Meetings & Staff
Lectures: Tue & Thu, 12:25 PM – 1:45 PM, WEB L101. See lectures page for lecture video links.
Instructor: Vivek Srikumar
svivek at cs dot utah dot edu |
|
Office hours | Tue, 2:00 PM at MEB 3126 |
Teaching Assistants
Office hours | Office hours location | |
---|---|---|
Joe Davison | Friday 10am | 3105 MEB |
Gurunath Parasaram | Thursday 11am | 3105 MEB |
Zhichao Xu | Monday 10am | 3105 MEB |
Yuan Zhuang | Wednesday 10am | Online (See canvas for link) |
Shashank Balija | N/A | N/A |
Discussion forum: We will be using Canvas. Please use canvas messages and the discussion forum as the preferred medium for interacting with the instructor and the teaching assistants rather than emailing directly.
Course objectives, or: What can I expect to learn?
This course covers techniques for developing computer programs that can acquire new knowledge automatically or adapt their behavior over time. Topics include several algorithms for supervised and unsupervised learning, decision trees, online learning, linear classifiers, empirical risk minimization, computational learning theory, ensemble methods, Bayesian methods, and neural networks.
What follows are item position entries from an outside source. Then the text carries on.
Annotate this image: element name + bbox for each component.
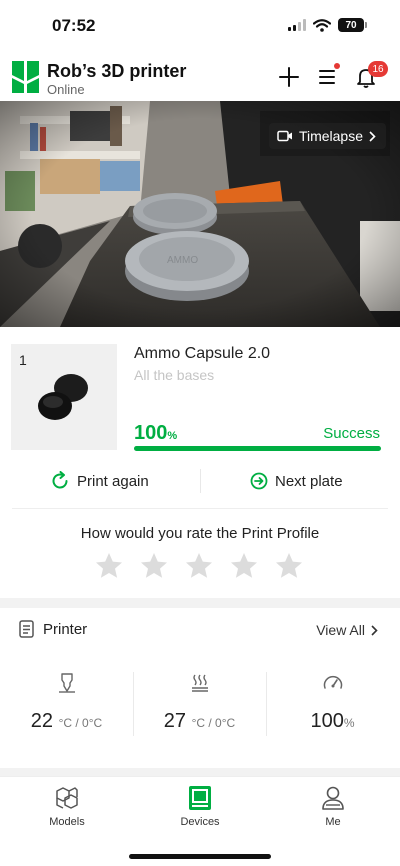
- reprint-icon: [52, 471, 68, 489]
- chevron-right-icon: [371, 624, 378, 636]
- tab-models[interactable]: Models: [27, 785, 107, 828]
- printer-header: Rob’s 3D printer Online 16: [0, 55, 400, 99]
- video-camera-icon: [277, 130, 292, 142]
- plate-thumbnail[interactable]: 1: [11, 344, 117, 450]
- rating-prompt: How would you rate the Print Profile: [80, 525, 320, 542]
- timelapse-button[interactable]: Timelapse: [268, 123, 386, 149]
- tab-models-label: Models: [49, 816, 85, 828]
- rating-star-icon[interactable]: [274, 551, 304, 581]
- printer-name[interactable]: Rob’s 3D printer: [47, 61, 186, 82]
- printer-online-status: Online: [47, 82, 85, 97]
- next-plate-label: Next plate: [275, 472, 343, 490]
- rating-star-icon[interactable]: [184, 551, 214, 581]
- plus-icon: [279, 67, 299, 87]
- bottom-tab-bar: Models Devices Me: [0, 776, 400, 866]
- battery-indicator: 70: [338, 18, 367, 32]
- rating-star-icon[interactable]: [94, 551, 124, 581]
- job-plate-name: All the bases: [134, 367, 215, 383]
- print-speed-value: 100%: [310, 710, 355, 732]
- task-list-button[interactable]: [316, 63, 340, 89]
- list-icon: [319, 70, 335, 84]
- camera-feed[interactable]: AMMO Timelapse: [0, 101, 400, 327]
- progress-bar: [134, 446, 381, 451]
- notifications-button[interactable]: 16: [354, 61, 388, 89]
- wifi-icon: [313, 18, 331, 32]
- status-bar: 07:52 70: [0, 0, 400, 52]
- printer-section-title: Printer: [43, 621, 88, 638]
- user-icon: [322, 786, 344, 810]
- status-icons: 70: [288, 18, 367, 32]
- action-divider: [200, 469, 201, 493]
- tab-devices-label: Devices: [180, 816, 220, 828]
- section-divider: [12, 508, 388, 509]
- rating-star-icon[interactable]: [229, 551, 259, 581]
- printer-document-icon: [19, 620, 34, 638]
- tab-me[interactable]: Me: [293, 785, 373, 828]
- timelapse-label: Timelapse: [298, 128, 363, 144]
- star-rating: [94, 551, 304, 581]
- nozzle-icon: [58, 673, 75, 693]
- section-gap: [0, 598, 400, 608]
- signal-icon: [288, 19, 306, 31]
- print-again-label: Print again: [77, 472, 149, 490]
- add-button[interactable]: [277, 65, 301, 89]
- job-title: Ammo Capsule 2.0: [134, 345, 271, 362]
- printer-stats: 22 °C / 0°C 27 °C / 0°C 100%: [0, 672, 400, 738]
- job-actions: Print again Next plate: [0, 464, 400, 498]
- arrow-right-circle-icon: [250, 472, 268, 490]
- chevron-right-icon: [369, 130, 376, 142]
- notification-count-badge: 16: [368, 61, 388, 77]
- section-gap: [0, 768, 400, 776]
- tab-me-label: Me: [325, 816, 341, 828]
- bambu-logo-icon: [12, 61, 39, 93]
- nozzle-temperature-stat[interactable]: 22 °C / 0°C: [0, 672, 133, 738]
- heatbed-icon: [191, 674, 208, 692]
- home-indicator: [129, 854, 271, 859]
- rating-star-icon[interactable]: [139, 551, 169, 581]
- bed-temperature-value: 27 °C / 0°C: [163, 710, 236, 732]
- nozzle-temperature-value: 22 °C / 0°C: [30, 710, 103, 732]
- tab-devices[interactable]: Devices: [160, 785, 240, 828]
- status-time: 07:52: [52, 16, 96, 35]
- view-all-link[interactable]: View All: [316, 622, 378, 638]
- speedometer-icon: [323, 675, 342, 689]
- progress-percentage: 100%: [134, 422, 178, 444]
- cubes-icon: [56, 787, 78, 809]
- printer-device-icon: [189, 786, 211, 810]
- unread-dot: [334, 63, 340, 69]
- print-again-button[interactable]: Print again: [50, 464, 149, 498]
- printer-section-header: Printer View All: [0, 612, 400, 646]
- model-preview-image: [38, 374, 88, 420]
- print-speed-stat[interactable]: 100%: [266, 672, 399, 738]
- bed-temperature-stat[interactable]: 27 °C / 0°C: [133, 672, 266, 738]
- view-all-label: View All: [316, 622, 365, 638]
- job-status: Success: [323, 425, 380, 442]
- progress-bar-fill: [134, 446, 381, 451]
- next-plate-button[interactable]: Next plate: [250, 464, 343, 498]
Expected learning outcomes: By the end of the semester, we hope that you will have:
-
A broad theoretical and practical understanding of machine learning paradigms and algorithms,
-
The ability to implement learning algorithms,
-
The ability to identify where machine learning can be applied and make the most appropriate decisions (about algorithms, models, supervision, etc).